Feb. 17 (Bloomberg) -- Zynga Inc., the online-game company that sold shares to the public in December, plans to unveil services designed to promote other developers and lessen its dependence on Facebook Inc., two people with knowledge of the matter said.
Through a new publishing program, due to begin in March, other game developers will be able to advertise their wares in Zynga titles and on a separate Web portal, said the people, who asked not to be identified because the plan isn’t public. Zynga will keep a portion of the sales generated from the games, according to the people.
Zynga, the biggest developer of games played on Facebook, is seeking new sources of revenue after raising $1 billion in its initial public offering. By selling services to other developers, it may reduce its reliance on the social network, which accounts for more than 90 percent of sales and takes a 30 percent cut of virtual goods sold in Zynga games.
“Any progress Zynga can make in revenue diversification is a positive,” said Colin Sebastian, an analyst at Robert W. Baird & Co. in San Francisco, who downgraded shares of Zynga to “neutral” earlier this week.
Dani Dudeck, a spokeswoman for Zynga, said the company doesn’t comment on rumors or speculation.
Zynga shares rose 2.2 percent to $12.06 yesterday. The stock has climbed 28 percent this year.
Promoting apps made by other developers is likely to carry fewer risks than Zynga’s main business of developing games itself. The company’s profitability has been crimped by the cost of creating new blockbuster titles.
The plan for a new publishing platform in March is contingent on talks with partners, as well as internal development, according to the people familiar with the effort. The release could come later, they said.
By becoming a publisher, Zynga emulates traditional console game companies such as Electronic Arts Inc., which distribute and promote games made by independent design studios in exchange for a cut of sales.
Over time, Zynga’s publishing business could become a significant driver of sales, depending on how much of the market it controls, said Robert W. Baird’s Sebastian.
“This could present a $500 million incremental opportunity in just a few years,” he said.
Joining Zynga’s network will not exempt developers from giving Facebook a commission, a person with knowledge of the revenue agreement said. Because Facebook Credits are used by all developers selling virtual goods on the social network and games promoted by Zynga, participating developers will still pay Facebook a cut of sales, the person said.
Zynga, with more than 246 million users, operates six of the seven most popular games played on Facebook, according to research firm AppData.
“Hidden Chronicles,” released last month, has become Zynga’s third most popular game, with 30.7 million monthly users, according to AppData.
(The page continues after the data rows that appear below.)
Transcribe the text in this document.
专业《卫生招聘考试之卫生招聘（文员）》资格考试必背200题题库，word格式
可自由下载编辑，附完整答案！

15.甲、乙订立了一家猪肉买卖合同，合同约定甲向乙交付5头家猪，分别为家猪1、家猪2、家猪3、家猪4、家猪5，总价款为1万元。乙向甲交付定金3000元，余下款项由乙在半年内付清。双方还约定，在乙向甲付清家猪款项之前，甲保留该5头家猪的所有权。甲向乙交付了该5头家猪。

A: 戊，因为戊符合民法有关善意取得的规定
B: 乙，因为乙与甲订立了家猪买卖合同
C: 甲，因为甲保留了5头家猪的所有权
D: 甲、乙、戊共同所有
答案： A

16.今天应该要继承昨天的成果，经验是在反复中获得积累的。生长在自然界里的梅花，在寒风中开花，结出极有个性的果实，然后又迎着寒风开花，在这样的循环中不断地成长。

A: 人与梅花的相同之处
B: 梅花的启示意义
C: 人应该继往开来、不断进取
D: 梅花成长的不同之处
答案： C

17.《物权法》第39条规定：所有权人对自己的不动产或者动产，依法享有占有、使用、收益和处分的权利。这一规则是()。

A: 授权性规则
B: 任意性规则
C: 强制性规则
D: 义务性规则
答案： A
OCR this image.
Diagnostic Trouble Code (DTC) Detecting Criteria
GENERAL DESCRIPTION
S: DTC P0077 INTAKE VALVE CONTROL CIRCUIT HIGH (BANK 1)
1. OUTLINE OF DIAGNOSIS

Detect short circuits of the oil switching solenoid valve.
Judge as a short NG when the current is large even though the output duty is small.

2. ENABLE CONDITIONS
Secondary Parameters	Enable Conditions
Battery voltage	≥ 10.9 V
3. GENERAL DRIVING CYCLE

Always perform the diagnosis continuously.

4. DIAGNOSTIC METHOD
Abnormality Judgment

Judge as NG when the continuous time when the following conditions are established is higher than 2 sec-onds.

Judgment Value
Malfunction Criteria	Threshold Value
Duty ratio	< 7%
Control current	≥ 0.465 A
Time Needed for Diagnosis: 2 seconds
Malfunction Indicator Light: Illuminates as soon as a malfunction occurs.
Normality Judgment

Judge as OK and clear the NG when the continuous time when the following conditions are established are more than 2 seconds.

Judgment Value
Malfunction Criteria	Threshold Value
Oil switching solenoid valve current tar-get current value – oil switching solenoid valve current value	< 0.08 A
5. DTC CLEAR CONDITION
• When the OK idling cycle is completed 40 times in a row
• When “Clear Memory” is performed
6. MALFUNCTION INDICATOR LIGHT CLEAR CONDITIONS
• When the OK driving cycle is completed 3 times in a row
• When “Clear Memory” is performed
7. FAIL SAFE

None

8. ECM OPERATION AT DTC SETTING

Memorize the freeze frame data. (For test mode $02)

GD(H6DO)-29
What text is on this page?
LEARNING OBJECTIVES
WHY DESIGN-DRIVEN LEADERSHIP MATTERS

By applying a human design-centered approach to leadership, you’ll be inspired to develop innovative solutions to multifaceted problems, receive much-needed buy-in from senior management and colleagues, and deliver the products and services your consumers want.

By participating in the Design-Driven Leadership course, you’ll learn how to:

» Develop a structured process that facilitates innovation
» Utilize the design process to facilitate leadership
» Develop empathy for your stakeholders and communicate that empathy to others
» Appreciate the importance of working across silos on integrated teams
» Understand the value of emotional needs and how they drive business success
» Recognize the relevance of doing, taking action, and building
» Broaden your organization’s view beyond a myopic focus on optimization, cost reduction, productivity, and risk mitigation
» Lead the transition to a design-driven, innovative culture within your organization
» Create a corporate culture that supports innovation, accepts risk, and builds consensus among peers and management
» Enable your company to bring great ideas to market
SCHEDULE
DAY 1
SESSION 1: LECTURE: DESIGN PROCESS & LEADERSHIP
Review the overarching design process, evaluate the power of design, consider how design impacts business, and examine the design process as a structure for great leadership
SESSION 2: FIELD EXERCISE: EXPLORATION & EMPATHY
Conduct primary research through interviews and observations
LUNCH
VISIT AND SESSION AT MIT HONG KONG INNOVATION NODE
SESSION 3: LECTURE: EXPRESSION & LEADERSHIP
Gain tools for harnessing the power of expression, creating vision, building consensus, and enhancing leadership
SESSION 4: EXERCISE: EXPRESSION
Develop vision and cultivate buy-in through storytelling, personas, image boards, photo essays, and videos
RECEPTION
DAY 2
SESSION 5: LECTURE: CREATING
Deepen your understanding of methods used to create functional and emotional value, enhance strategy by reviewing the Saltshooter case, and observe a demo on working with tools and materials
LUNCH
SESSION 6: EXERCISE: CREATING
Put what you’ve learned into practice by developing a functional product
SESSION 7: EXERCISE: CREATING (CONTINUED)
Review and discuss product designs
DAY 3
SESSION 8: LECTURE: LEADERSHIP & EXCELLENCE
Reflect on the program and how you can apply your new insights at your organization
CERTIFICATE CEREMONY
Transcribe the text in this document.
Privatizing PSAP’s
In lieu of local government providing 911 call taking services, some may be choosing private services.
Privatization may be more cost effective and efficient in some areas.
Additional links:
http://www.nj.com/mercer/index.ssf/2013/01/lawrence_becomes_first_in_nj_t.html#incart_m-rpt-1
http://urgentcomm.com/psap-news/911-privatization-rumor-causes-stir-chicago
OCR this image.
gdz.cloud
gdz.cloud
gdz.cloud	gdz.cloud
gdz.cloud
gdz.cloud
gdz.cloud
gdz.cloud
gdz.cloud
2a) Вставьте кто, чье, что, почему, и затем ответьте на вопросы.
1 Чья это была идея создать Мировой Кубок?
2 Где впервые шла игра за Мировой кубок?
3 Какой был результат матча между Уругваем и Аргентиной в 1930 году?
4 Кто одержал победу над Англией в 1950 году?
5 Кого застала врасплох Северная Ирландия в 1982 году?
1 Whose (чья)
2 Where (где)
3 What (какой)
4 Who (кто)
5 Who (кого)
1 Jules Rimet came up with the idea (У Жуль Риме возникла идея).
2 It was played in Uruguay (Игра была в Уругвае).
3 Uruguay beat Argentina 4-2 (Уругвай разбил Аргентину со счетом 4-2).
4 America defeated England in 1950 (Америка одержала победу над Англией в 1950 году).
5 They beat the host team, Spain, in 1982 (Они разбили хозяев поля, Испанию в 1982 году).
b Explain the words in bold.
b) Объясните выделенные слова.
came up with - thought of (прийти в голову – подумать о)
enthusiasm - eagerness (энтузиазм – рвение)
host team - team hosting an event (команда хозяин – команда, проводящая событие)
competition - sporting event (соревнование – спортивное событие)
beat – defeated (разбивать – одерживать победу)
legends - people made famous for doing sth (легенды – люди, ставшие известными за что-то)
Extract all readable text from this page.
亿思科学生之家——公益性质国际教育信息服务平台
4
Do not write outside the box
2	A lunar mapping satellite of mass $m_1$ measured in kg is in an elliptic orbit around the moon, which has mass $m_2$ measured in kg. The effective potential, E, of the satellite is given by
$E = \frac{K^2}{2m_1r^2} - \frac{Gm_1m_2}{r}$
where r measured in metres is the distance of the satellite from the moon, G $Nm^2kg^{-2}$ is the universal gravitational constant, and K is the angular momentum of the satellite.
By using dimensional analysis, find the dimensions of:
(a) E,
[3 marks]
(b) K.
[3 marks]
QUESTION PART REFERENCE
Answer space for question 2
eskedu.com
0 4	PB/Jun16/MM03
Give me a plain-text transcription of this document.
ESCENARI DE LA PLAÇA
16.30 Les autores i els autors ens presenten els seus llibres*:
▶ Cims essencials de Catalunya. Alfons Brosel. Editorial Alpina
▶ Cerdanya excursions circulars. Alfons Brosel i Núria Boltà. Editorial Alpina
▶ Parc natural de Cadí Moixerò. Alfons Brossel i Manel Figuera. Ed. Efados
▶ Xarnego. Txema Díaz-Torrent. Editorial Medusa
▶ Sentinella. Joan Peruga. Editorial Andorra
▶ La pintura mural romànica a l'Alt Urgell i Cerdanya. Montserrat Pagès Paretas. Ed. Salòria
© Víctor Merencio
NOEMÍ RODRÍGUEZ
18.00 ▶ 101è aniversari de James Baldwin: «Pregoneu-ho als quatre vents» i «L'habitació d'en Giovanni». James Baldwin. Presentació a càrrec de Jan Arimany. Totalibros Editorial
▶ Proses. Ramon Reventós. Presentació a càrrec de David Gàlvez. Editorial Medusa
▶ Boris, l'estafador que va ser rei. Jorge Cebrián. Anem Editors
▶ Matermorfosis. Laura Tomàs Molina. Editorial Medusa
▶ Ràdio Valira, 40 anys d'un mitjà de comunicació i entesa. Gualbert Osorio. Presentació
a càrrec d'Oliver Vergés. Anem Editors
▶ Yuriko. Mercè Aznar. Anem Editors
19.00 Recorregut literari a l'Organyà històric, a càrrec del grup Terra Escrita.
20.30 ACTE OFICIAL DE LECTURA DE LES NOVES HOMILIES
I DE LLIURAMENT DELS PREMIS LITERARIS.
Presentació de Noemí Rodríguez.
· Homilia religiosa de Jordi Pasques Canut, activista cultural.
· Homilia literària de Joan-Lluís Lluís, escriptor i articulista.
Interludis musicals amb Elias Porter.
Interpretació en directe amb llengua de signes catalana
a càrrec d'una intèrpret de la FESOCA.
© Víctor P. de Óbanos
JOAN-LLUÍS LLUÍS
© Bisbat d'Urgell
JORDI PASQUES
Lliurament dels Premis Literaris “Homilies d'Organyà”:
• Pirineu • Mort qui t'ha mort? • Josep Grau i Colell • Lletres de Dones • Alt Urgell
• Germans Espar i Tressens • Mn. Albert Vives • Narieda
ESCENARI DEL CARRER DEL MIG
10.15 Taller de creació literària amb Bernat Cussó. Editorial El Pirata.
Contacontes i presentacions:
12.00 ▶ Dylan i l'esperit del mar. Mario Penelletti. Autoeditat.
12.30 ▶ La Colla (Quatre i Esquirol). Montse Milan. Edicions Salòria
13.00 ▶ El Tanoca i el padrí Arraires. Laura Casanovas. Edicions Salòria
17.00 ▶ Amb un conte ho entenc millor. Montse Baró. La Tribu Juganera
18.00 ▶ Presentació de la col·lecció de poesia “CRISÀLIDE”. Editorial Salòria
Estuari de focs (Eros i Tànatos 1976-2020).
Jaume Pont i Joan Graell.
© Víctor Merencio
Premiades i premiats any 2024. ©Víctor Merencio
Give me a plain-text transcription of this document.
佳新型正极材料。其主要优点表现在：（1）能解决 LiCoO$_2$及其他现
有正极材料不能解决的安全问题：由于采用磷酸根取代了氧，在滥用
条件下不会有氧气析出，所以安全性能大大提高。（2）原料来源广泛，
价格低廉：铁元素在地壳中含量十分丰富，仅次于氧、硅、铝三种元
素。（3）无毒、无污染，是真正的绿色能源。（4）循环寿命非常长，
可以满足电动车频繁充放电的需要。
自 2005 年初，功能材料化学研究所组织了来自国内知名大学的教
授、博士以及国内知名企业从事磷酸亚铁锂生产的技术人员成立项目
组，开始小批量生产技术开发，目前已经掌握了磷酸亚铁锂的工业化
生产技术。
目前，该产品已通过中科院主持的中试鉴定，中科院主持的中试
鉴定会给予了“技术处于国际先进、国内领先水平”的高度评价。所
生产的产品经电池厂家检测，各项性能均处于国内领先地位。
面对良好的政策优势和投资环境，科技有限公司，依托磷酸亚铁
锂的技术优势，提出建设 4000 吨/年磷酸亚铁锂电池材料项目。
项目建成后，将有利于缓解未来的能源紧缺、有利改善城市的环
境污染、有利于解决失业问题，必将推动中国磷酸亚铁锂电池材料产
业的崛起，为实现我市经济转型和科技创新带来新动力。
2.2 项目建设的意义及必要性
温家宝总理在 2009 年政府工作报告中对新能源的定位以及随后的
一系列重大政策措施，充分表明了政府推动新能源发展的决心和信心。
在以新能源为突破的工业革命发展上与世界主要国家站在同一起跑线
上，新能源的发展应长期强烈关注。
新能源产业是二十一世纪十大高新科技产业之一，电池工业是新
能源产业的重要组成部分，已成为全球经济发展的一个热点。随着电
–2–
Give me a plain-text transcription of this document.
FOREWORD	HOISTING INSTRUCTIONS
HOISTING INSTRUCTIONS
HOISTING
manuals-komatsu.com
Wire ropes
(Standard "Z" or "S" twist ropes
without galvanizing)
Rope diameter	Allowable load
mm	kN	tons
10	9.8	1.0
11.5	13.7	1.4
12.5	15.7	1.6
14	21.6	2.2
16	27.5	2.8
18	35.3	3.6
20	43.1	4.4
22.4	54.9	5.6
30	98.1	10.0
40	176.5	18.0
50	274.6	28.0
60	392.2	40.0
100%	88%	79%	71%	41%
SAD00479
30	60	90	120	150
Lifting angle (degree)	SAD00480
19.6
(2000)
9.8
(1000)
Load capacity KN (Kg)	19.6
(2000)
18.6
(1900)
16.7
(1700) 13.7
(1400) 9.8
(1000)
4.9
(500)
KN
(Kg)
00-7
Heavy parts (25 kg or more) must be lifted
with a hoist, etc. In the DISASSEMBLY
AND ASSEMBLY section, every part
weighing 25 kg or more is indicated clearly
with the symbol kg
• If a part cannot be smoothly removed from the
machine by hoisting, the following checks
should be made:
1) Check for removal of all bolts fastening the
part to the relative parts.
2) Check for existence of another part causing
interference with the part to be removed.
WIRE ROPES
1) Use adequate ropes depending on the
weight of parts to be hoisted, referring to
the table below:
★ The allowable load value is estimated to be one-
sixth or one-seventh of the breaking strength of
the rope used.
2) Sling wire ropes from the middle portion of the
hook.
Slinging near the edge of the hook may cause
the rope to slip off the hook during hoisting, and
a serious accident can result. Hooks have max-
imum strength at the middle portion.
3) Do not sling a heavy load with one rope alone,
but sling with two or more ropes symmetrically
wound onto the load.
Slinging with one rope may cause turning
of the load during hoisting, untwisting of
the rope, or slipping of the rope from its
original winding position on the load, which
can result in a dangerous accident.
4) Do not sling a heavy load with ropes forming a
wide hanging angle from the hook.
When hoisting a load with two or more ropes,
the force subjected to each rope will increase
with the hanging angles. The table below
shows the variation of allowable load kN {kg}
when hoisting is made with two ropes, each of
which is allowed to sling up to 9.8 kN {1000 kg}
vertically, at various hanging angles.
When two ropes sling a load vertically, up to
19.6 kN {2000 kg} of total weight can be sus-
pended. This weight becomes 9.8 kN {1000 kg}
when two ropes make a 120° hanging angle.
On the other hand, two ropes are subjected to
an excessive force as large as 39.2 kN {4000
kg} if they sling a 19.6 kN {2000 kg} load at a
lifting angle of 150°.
It ranks behind two more established titles, “CityVille” and “Texas HoldEm Poker.”
During an event at the company’s San Francisco headquarters in October, Zynga debuted a new service, called Project Z, geared toward curbing its dependence on Facebook.
Project Z would be part of a larger corporate strategy, dubbed Zynga Direct, that is aimed at building “a direct relationship with consumers whether they are on the Web or mobile,” Chief Executive Officer Mark Pincus said at the event.
Earlier this week, Zynga’s shares had their biggest one-day drop since their Dec. 16 debut after an earnings report showed product-development costs are cutting into profitability.